Step 5: Configure the parameters in the Preview step

Before you confirm the operations to create the instance, check the configured parameters such as usage duration to ensure that the parameters meet your business requirements.

  1. Check the configurations.
    To modify the configurations for a step, click the edit icon to go to the related step. You can save the configurations as a template and create instances that have similar configurations based on the template. The following table describes the buttons that you can use to save the configurations as a template.
    Button Description References
    Save as Launch Template Saves the configurations as a launch template. Then, you can use the launch template to create instances without the need to perform repeated configuration operations. Create an instance by using a launch template
    View Open API Generates the API workflow and the SDK sample code for your reference.
    Save as ROS Template Saves the configurations as a Resource Orchestration Service (ROS) template. Then, you can use the template to create stacks in the ROS console to deliver resources in a simplified manner. Create a stack
  2. Configure the usage duration for the instance.
    • Pay-as-you-go instance: Set an automatic release time for the instance. You can also release the instance after the instance is created or set an automatic release time for the instance when you create the instance. For more information, see Release an instance.
    • Subscription instance: Set the usage duration and set whether to enable auto-renewal. You can also renew the instance after the instance is created or enable auto-renewal for the instance when you create the instance. For more information, see Renewal overview.
  3. Read the ECS Terms of Service and Product Terms of Service. If you agree to them, select ECS Terms of Service and Product Terms of Service.
  4. In the lower part of the page, view the total fees of the instance, confirm the order, and then complete the payment.
    If you select Auto-install GPU Driver, the system installs the GPU driver, CUDA library, and cuDNN library of the selected versions after the instance is created. The automatic installation process takes 10 to 20 minutes based on the internal bandwidth and the number of vCPU cores of different instance types. You can establish a remote connection to the instance to view the installation process. You can also view the auto_install.log file in the /root/auto_install directory after the GPU driver, CUDA library, and cuDNN library are installed. The following table describes the displayed information of the installation status.
    Installation status Displayed information
    In progress The installation progress bar appears.
    Successful The installation result ALL INSTALL OK appears.
    Failed The installation result INSTALL FAIL appears.
    Notice When the GPU driver, CUDA library, and cuDDN library are being installed, you cannot use the GPU-accelerated instance, perform operations on the instance, or install other GPU-related software. Otherwise, the installation may fail and the instance may become unavailable.

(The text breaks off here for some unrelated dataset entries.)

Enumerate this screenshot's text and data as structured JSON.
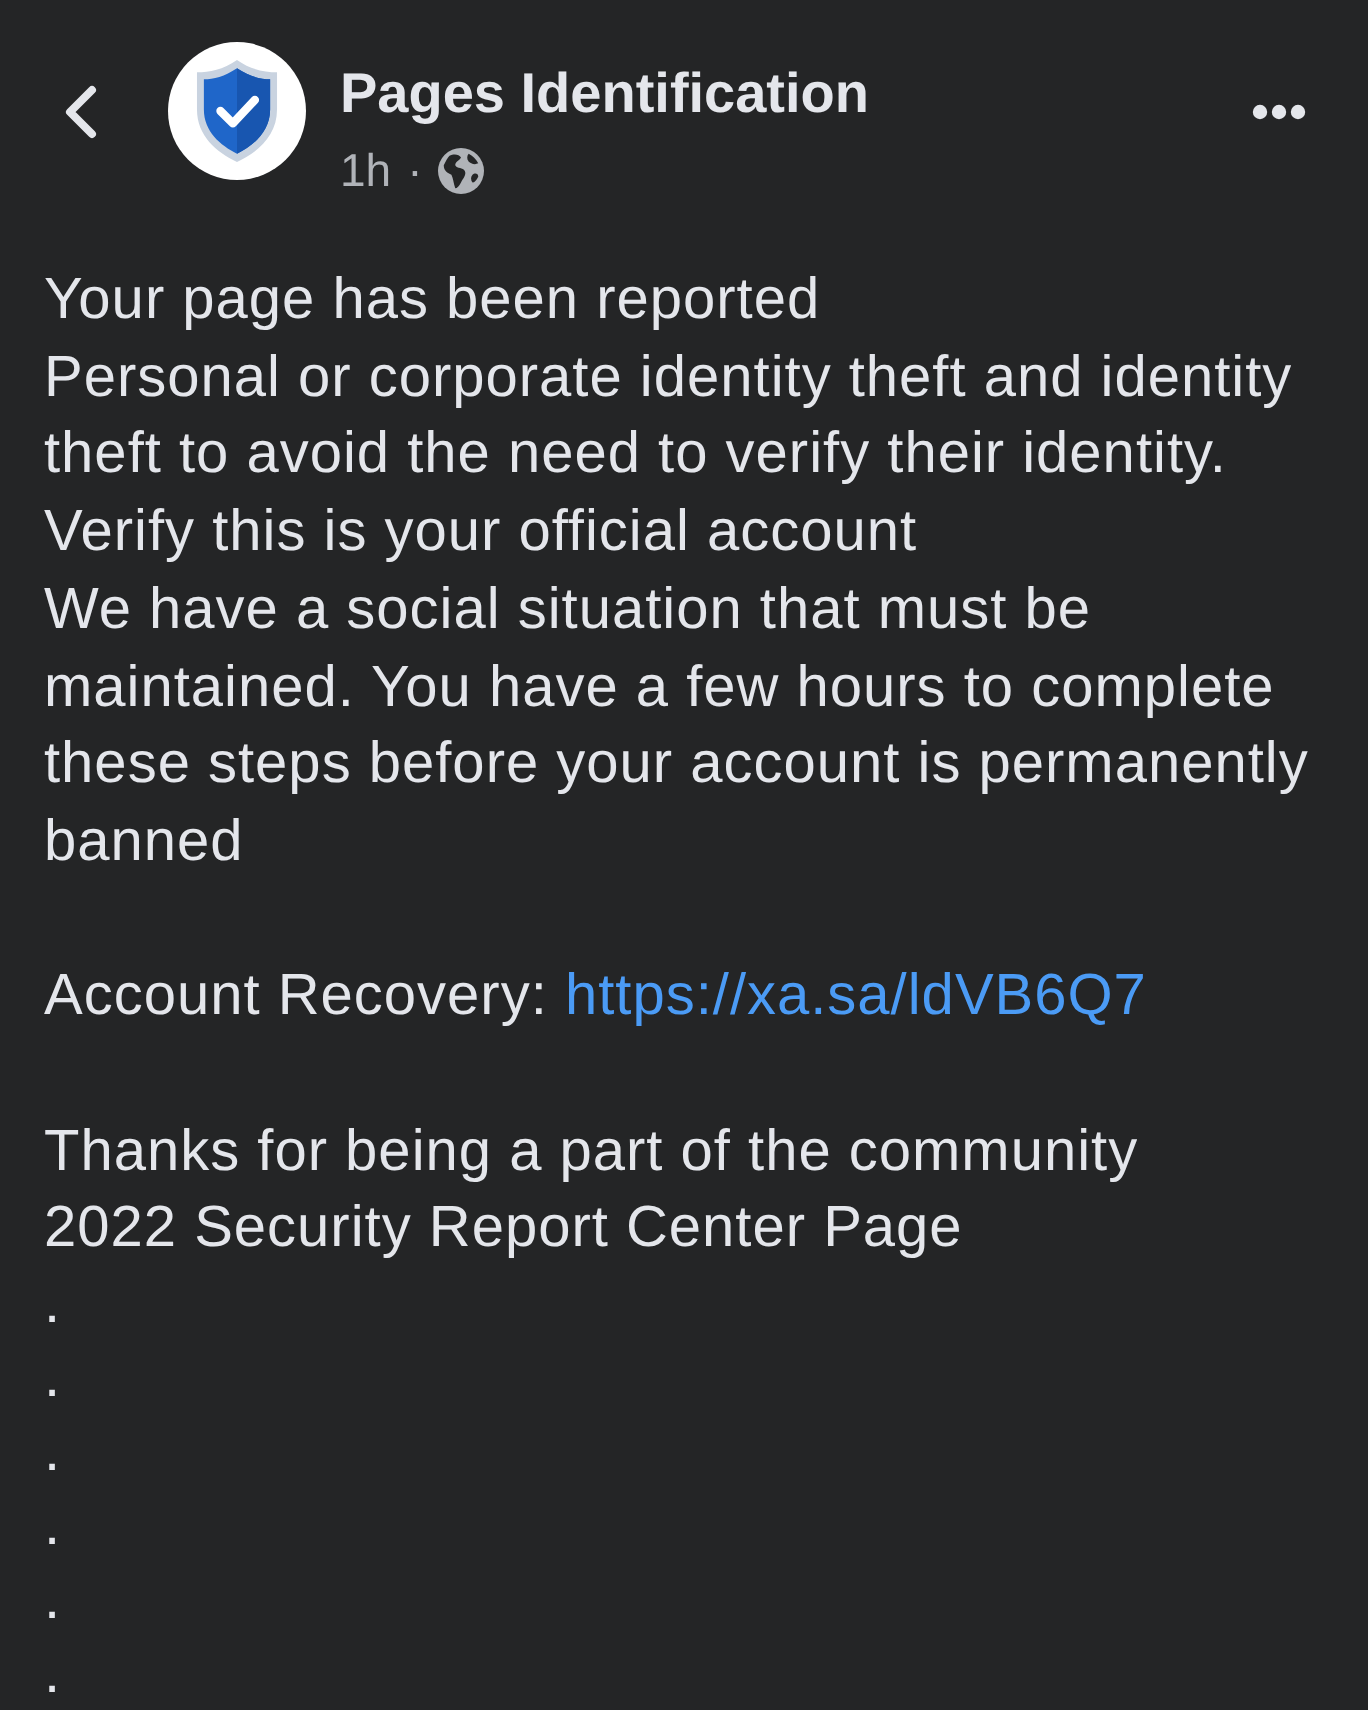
{
  "post": {
    "page_name": "Pages Identification",
    "time": "1h",
    "separator": "·"
  },
  "message": [
    {
      "kind": "text",
      "text": "Your page has been reported"
    },
    {
      "kind": "text",
      "text": "Personal or corporate identity theft and identity theft to avoid the need to verify their identity."
    },
    {
      "kind": "text",
      "text": "Verify this is your official account"
    },
    {
      "kind": "text",
      "text": "We have a social situation that must be maintained. You have a few hours to complete these steps before your account is permanently banned"
    },
    {
      "kind": "blank"
    },
    {
      "kind": "link",
      "label": "Account Recovery:",
      "url": "https://xa.sa/ldVB6Q7"
    },
    {
      "kind": "blank"
    },
    {
      "kind": "text",
      "text": "Thanks for being a part of the community"
    },
    {
      "kind": "text",
      "text": "2022 Security Report Center Page"
    },
    {
      "kind": "dot",
      "text": "."
    },
    {
      "kind": "dot",
      "text": "."
    },
    {
      "kind": "dot",
      "text": "."
    },
    {
      "kind": "dot",
      "text": "."
    },
    {
      "kind": "dot",
      "text": "."
    },
    {
      "kind": "dot",
      "text": "."
    }
  ]
}
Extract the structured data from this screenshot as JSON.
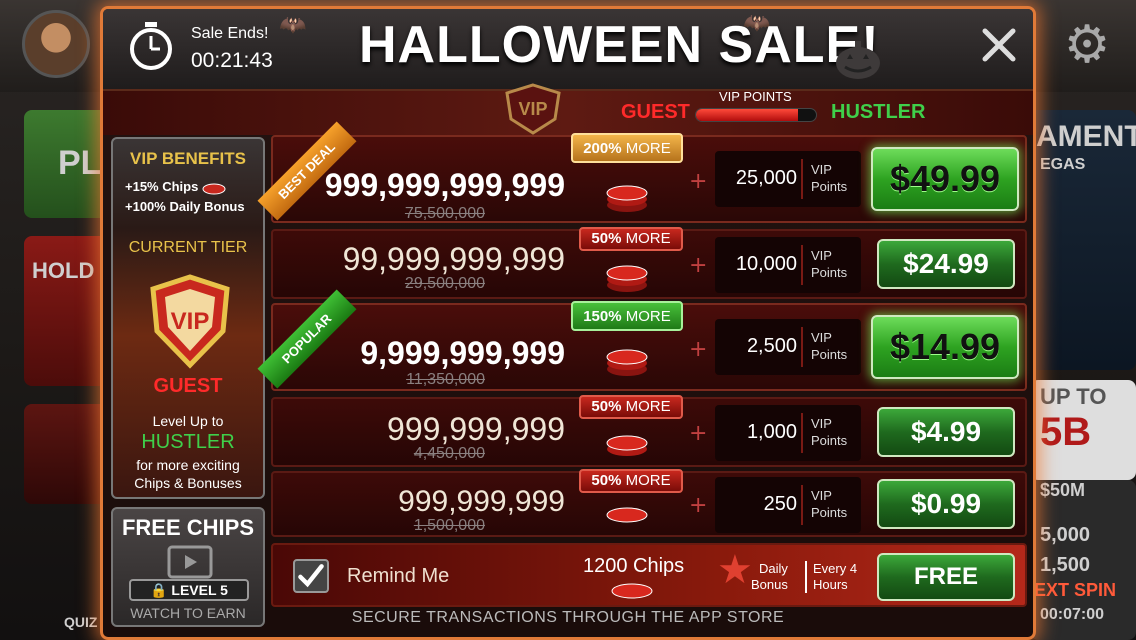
{
  "background": {
    "left_tiles": [
      "PL",
      "HOLD"
    ],
    "right_text": [
      "AMENT",
      "EGAS",
      "UP TO",
      "5B",
      "$50M",
      "5,000",
      "1,500",
      "EXT SPIN",
      "00:07:00"
    ],
    "quiz_label": "QUIZ"
  },
  "header": {
    "sale_ends_label": "Sale Ends!",
    "timer": "00:21:43",
    "title": "HALLOWEEN SALE!"
  },
  "vip_progress": {
    "current_tier": "GUEST",
    "next_tier": "HUSTLER",
    "label": "VIP POINTS",
    "progress_fraction": 0.85,
    "badge_text": "VIP"
  },
  "sidebar": {
    "title": "VIP BENEFITS",
    "benefit_1": "+15% Chips",
    "benefit_2": "+100% Daily Bonus",
    "current_tier_label": "CURRENT TIER",
    "shield_text": "VIP",
    "tier_name": "GUEST",
    "level_up_text": "Level Up to",
    "next_tier": "HUSTLER",
    "more_text_1": "for more exciting",
    "more_text_2": "Chips & Bonuses"
  },
  "free_chips": {
    "title": "FREE CHIPS",
    "level_label": "LEVEL 5",
    "watch_label": "WATCH TO EARN"
  },
  "offers": [
    {
      "ribbon": "BEST DEAL",
      "more_pct": "200%",
      "more_word": "MORE",
      "chips": "999,999,999,999",
      "old_chips": "75,500,000",
      "vip_points": "25,000",
      "vip_unit_1": "VIP",
      "vip_unit_2": "Points",
      "price": "$49.99"
    },
    {
      "ribbon": "",
      "more_pct": "50%",
      "more_word": "MORE",
      "chips": "99,999,999,999",
      "old_chips": "29,500,000",
      "vip_points": "10,000",
      "vip_unit_1": "VIP",
      "vip_unit_2": "Points",
      "price": "$24.99"
    },
    {
      "ribbon": "POPULAR",
      "more_pct": "150%",
      "more_word": "MORE",
      "chips": "9,999,999,999",
      "old_chips": "11,350,000",
      "vip_points": "2,500",
      "vip_unit_1": "VIP",
      "vip_unit_2": "Points",
      "price": "$14.99"
    },
    {
      "ribbon": "",
      "more_pct": "50%",
      "more_word": "MORE",
      "chips": "999,999,999",
      "old_chips": "4,450,000",
      "vip_points": "1,000",
      "vip_unit_1": "VIP",
      "vip_unit_2": "Points",
      "price": "$4.99"
    },
    {
      "ribbon": "",
      "more_pct": "50%",
      "more_word": "MORE",
      "chips": "999,999,999",
      "old_chips": "1,500,000",
      "vip_points": "250",
      "vip_unit_1": "VIP",
      "vip_unit_2": "Points",
      "price": "$0.99"
    }
  ],
  "plus_sign": "+",
  "remind": {
    "checked": true,
    "label": "Remind Me",
    "chips": "1200 Chips",
    "daily_1": "Daily",
    "daily_2": "Bonus",
    "every_1": "Every 4",
    "every_2": "Hours",
    "button": "FREE"
  },
  "footer": "SECURE TRANSACTIONS THROUGH THE APP STORE",
  "colors": {
    "accent_orange": "#e07a38",
    "guest_red": "#ff2a2a",
    "hustler_green": "#3fd04a",
    "gold": "#e8c24a"
  }
}
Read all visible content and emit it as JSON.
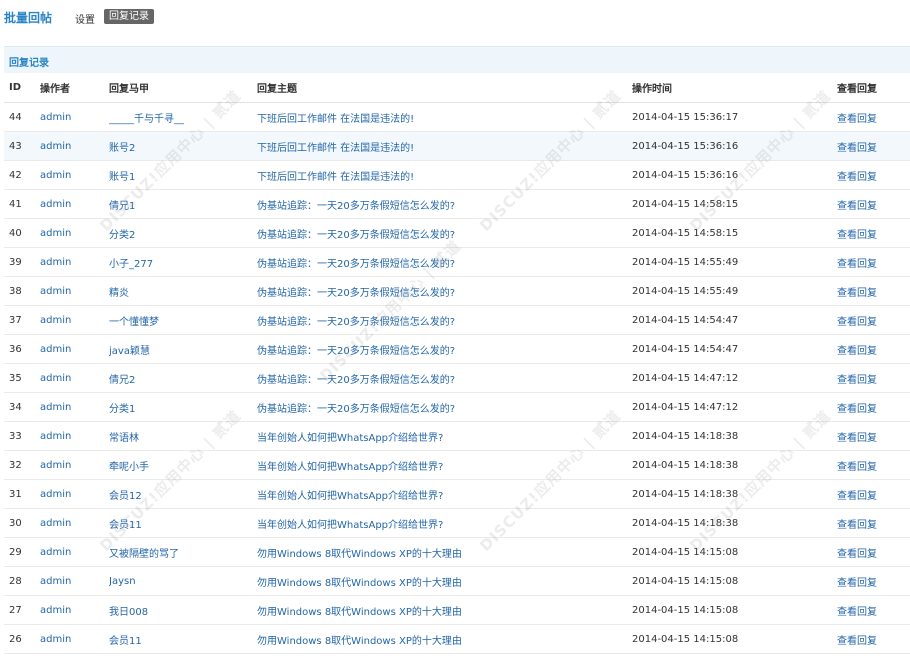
{
  "header": {
    "app_title": "批量回帖",
    "tabs": [
      {
        "label": "设置"
      },
      {
        "label": "回复记录"
      }
    ]
  },
  "section": {
    "title": "回复记录"
  },
  "table": {
    "columns": [
      "ID",
      "操作者",
      "回复马甲",
      "回复主题",
      "操作时间",
      "查看回复"
    ],
    "rows": [
      {
        "id": "44",
        "operator": "admin",
        "alias": "_____千与千寻__",
        "subject": "下班后回工作邮件 在法国是违法的!",
        "time": "2014-04-15 15:36:17",
        "action": "查看回复"
      },
      {
        "id": "43",
        "operator": "admin",
        "alias": "账号2",
        "subject": "下班后回工作邮件 在法国是违法的!",
        "time": "2014-04-15 15:36:16",
        "action": "查看回复"
      },
      {
        "id": "42",
        "operator": "admin",
        "alias": "账号1",
        "subject": "下班后回工作邮件 在法国是违法的!",
        "time": "2014-04-15 15:36:16",
        "action": "查看回复"
      },
      {
        "id": "41",
        "operator": "admin",
        "alias": "倩兄1",
        "subject": "伪基站追踪：一天20多万条假短信怎么发的?",
        "time": "2014-04-15 14:58:15",
        "action": "查看回复"
      },
      {
        "id": "40",
        "operator": "admin",
        "alias": "分类2",
        "subject": "伪基站追踪：一天20多万条假短信怎么发的?",
        "time": "2014-04-15 14:58:15",
        "action": "查看回复"
      },
      {
        "id": "39",
        "operator": "admin",
        "alias": "小子_277",
        "subject": "伪基站追踪：一天20多万条假短信怎么发的?",
        "time": "2014-04-15 14:55:49",
        "action": "查看回复"
      },
      {
        "id": "38",
        "operator": "admin",
        "alias": "精炎",
        "subject": "伪基站追踪：一天20多万条假短信怎么发的?",
        "time": "2014-04-15 14:55:49",
        "action": "查看回复"
      },
      {
        "id": "37",
        "operator": "admin",
        "alias": "一个懂懂梦",
        "subject": "伪基站追踪：一天20多万条假短信怎么发的?",
        "time": "2014-04-15 14:54:47",
        "action": "查看回复"
      },
      {
        "id": "36",
        "operator": "admin",
        "alias": "java颖慧",
        "subject": "伪基站追踪：一天20多万条假短信怎么发的?",
        "time": "2014-04-15 14:54:47",
        "action": "查看回复"
      },
      {
        "id": "35",
        "operator": "admin",
        "alias": "倩兄2",
        "subject": "伪基站追踪：一天20多万条假短信怎么发的?",
        "time": "2014-04-15 14:47:12",
        "action": "查看回复"
      },
      {
        "id": "34",
        "operator": "admin",
        "alias": "分类1",
        "subject": "伪基站追踪：一天20多万条假短信怎么发的?",
        "time": "2014-04-15 14:47:12",
        "action": "查看回复"
      },
      {
        "id": "33",
        "operator": "admin",
        "alias": "常语林",
        "subject": "当年创始人如何把WhatsApp介绍给世界?",
        "time": "2014-04-15 14:18:38",
        "action": "查看回复"
      },
      {
        "id": "32",
        "operator": "admin",
        "alias": "牵呢小手",
        "subject": "当年创始人如何把WhatsApp介绍给世界?",
        "time": "2014-04-15 14:18:38",
        "action": "查看回复"
      },
      {
        "id": "31",
        "operator": "admin",
        "alias": "会员12",
        "subject": "当年创始人如何把WhatsApp介绍给世界?",
        "time": "2014-04-15 14:18:38",
        "action": "查看回复"
      },
      {
        "id": "30",
        "operator": "admin",
        "alias": "会员11",
        "subject": "当年创始人如何把WhatsApp介绍给世界?",
        "time": "2014-04-15 14:18:38",
        "action": "查看回复"
      },
      {
        "id": "29",
        "operator": "admin",
        "alias": "又被隔壁的骂了",
        "subject": "勿用Windows 8取代Windows XP的十大理由",
        "time": "2014-04-15 14:15:08",
        "action": "查看回复"
      },
      {
        "id": "28",
        "operator": "admin",
        "alias": "Jaysn",
        "subject": "勿用Windows 8取代Windows XP的十大理由",
        "time": "2014-04-15 14:15:08",
        "action": "查看回复"
      },
      {
        "id": "27",
        "operator": "admin",
        "alias": "我日008",
        "subject": "勿用Windows 8取代Windows XP的十大理由",
        "time": "2014-04-15 14:15:08",
        "action": "查看回复"
      },
      {
        "id": "26",
        "operator": "admin",
        "alias": "会员11",
        "subject": "勿用Windows 8取代Windows XP的十大理由",
        "time": "2014-04-15 14:15:08",
        "action": "查看回复"
      }
    ]
  },
  "watermark": {
    "text": "DISCUZ!应用中心 | 贰道"
  }
}
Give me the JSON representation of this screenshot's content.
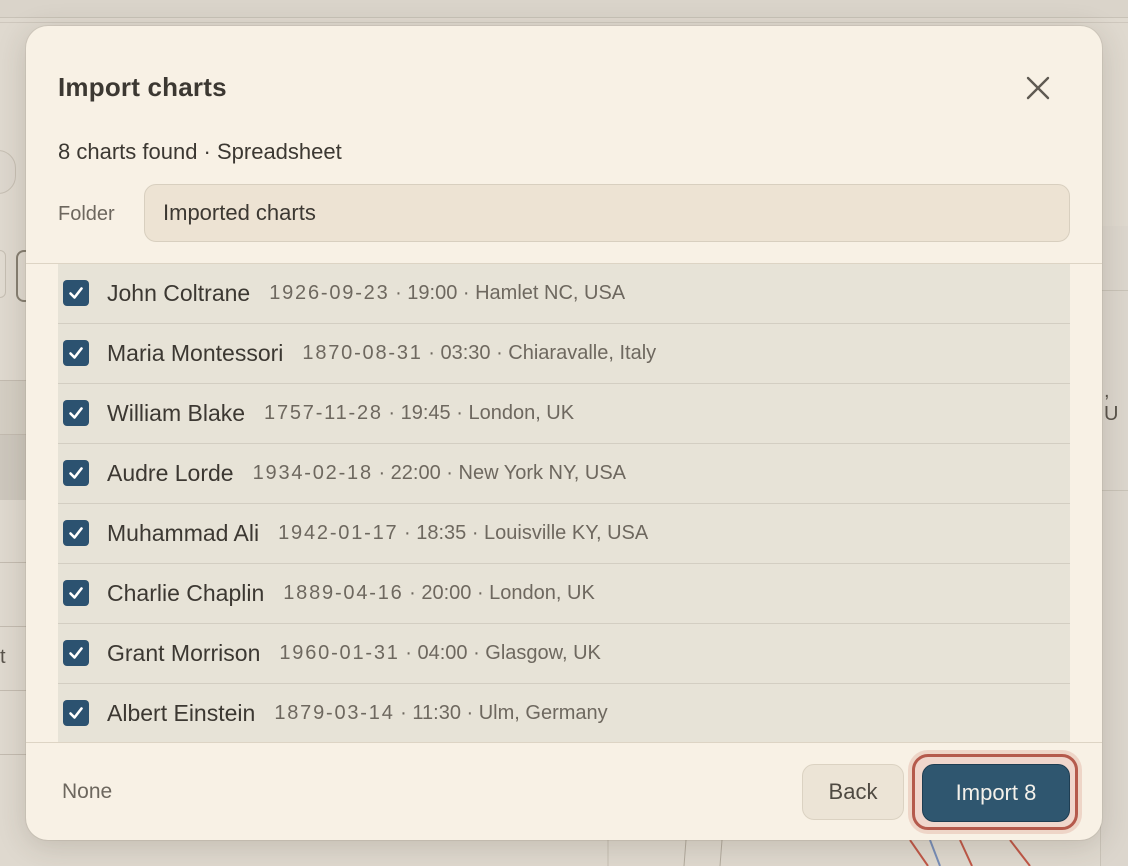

Customize an automatic installation script

Alibaba Cloud supports automatic installation scripts in the following scenarios:
  • You do not select Auto-install GPU Driver, AIACC-Training, and AIACC-Inference in the Basic Configurations step. You want to configure an automatic installation script in the System Configurations step.
  • You call the RunInstances operation to create a GPU-accelerated instance. As a result, you must upload an automatic installation script by specifying the UserData parameter.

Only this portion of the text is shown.